LA CONTREGUERILLA AU MEXIQUE (TALADOIRE)
Si, comme le souligne la 4è de couverture de ce livre, l’Iintervention française au Mexique est méconnue du grand public, le rôle de la contre-guérilla l’est plus encore pour une raison que rappelle Eric Taladoire : hors récits de témoignages, rapports orientés et romans, elle n’a donné lieu qu’à des analyses assez confidentielles. Pour avoir travaillé sur la perception que les populations indiennes du Mexique ont eue de la campagne (thèse en 1984), j’ai croisé le chemin de cette unité. J’ai même caressé l’idée de travailler le sujet mais le cheminement du chercheur est erratique et ne le mène pas toujours où il veut, quand il veut. Spécialiste des mayas et du jeu de balle, Taladoire le sait bien, lui qui exauce avec ce livre une envie longtemps laissée sous son boisseau. Je me félicite qu’il soit parvenu à réaliser ce travail qui prend toute sa place dans l’historiographie de l’Intervention.
Malgré toutes les difficultés de l’entreprise du fait de sources aussi éparpillées que difficiles à traiter, Taladoire retrace l’histoire de la contreguérilla, ses manières d’opérer, ses méthodes de recrutement ; il dresse le portrait des principaux acteurs. Ceux qui s’intéressent aux opérations strictement militaires y trouveront sans doute leur compte.

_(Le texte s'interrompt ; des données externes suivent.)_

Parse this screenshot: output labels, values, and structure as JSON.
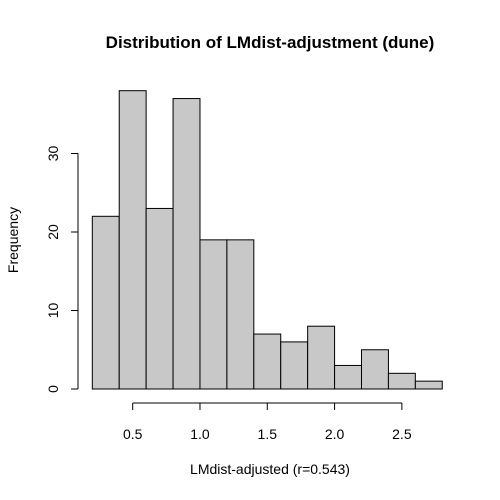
{
  "chart_data": {
    "type": "bar",
    "title": "Distribution of LMdist-adjustment (dune)",
    "xlabel": "LMdist-adjusted (r=0.543)",
    "ylabel": "Frequency",
    "bin_edges": [
      0.2,
      0.4,
      0.6,
      0.8,
      1.0,
      1.2,
      1.4,
      1.6,
      1.8,
      2.0,
      2.2,
      2.4,
      2.6,
      2.8
    ],
    "values": [
      22,
      38,
      23,
      37,
      19,
      19,
      7,
      6,
      8,
      3,
      5,
      2,
      1
    ],
    "xlim": [
      0.2,
      2.8
    ],
    "ylim": [
      0,
      38
    ],
    "xticks": [
      "0.5",
      "1.0",
      "1.5",
      "2.0",
      "2.5"
    ],
    "yticks": [
      "0",
      "10",
      "20",
      "30"
    ],
    "bar_color": "#c8c8c8",
    "grid": false
  }
}
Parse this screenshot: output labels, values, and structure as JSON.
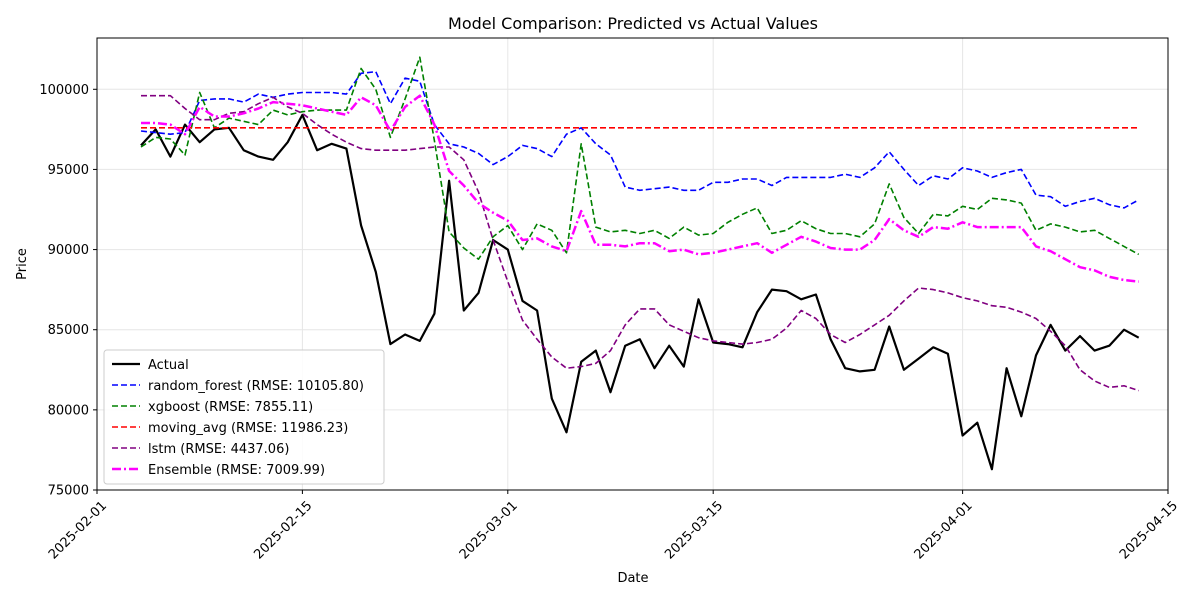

L’intérêt du livre porte aussi sur le point que Taladoire énonce en sous-titre : Des forces spéciales au XIXe siècle. Dans ce cadre, il pose le problème de la légitimité des moyens de la guerre tel qu’il fut soulevé dès la création de la contre-guérilla. En quoi celle-ci fut-elle un modèle de forces spéciales avant l’heure susceptible de faire école ? En quoi, même, était-elle compatible avec la défense des valeurs dont la France de Napoléon III, héritière de 1789, et l'archiduc Maximilien pouvaient se prévaloir ? Dès le chapitre 5, Taladoire lance le débat en replaçant son sujet dans la longue histoire des forces dites « spéciales », renvoyant le lecteur à des conflits d’autres temps et lieux. Certes, comparaison n’est pas raison. Taladoire le sait bien et la mise en perspective qu’il fait ne le conduit pas à sortir de son sujet. Il le met seulement en valeur.
La contreguérilla française fut-elle une unité de mercenaires brutaux ou de soldats efficaces face à des adversaires dont l’appréciation oscille, selon les points de vue, entre « chefs de bandes ou héros » ? La guerre menée par Dupin fut « sans nul doute atroce mais c’est dans ce dessein que l’unité a été créée », dans le cadre d’une guerre « où les atrocités mutuelles ont été légion ». La contre-guérilla était bien une unité spéciale de combattants auxquels fut confié le sale boulot avant qu’ils ne soient lâchés par les autorités du moment parce qu’ils n’étaient pas présentables. Toute l’hypocrisie des conflits se retrouve dans cette histoire, parce que, c’est bien connu, on ne fait pas d’omelette sans casser des œufs ! « Dupin bouc émissaire idéal » écrit Taladoire, mais victime paradoxale de ses détracteurs car « le mouton noir est celui dont se souvient l’histoire, en France comme au Mexique » !
Le débat entre les fins et les moyens tel qu'il resurgit à chaque guerre, quand les valeurs auxquelles nos sociétés sont attachées sont remises en cause par la nécessité sécuritaire, est ainsi posé dans ce livre. Question essentielle en ces temps de menaces terroristes, laquelle ne justifie pas les dérives, mais les explique, aide à les comprendre et invite à ne pas juger hors contexte.
Sources :
Taladoire, Eric, Les contre-guérillas françaises dans les terres chaudes du Mexique (1862-1867). Des forces spéciales au XIXe siècle. Paris, L'Harmattan, 2016.
Kératry, La contre-guérilla au Mexique, souvenirs des Terres Chaudes, Paris, 1869.
Charles-Louis Du Pin, fiche wikipédia.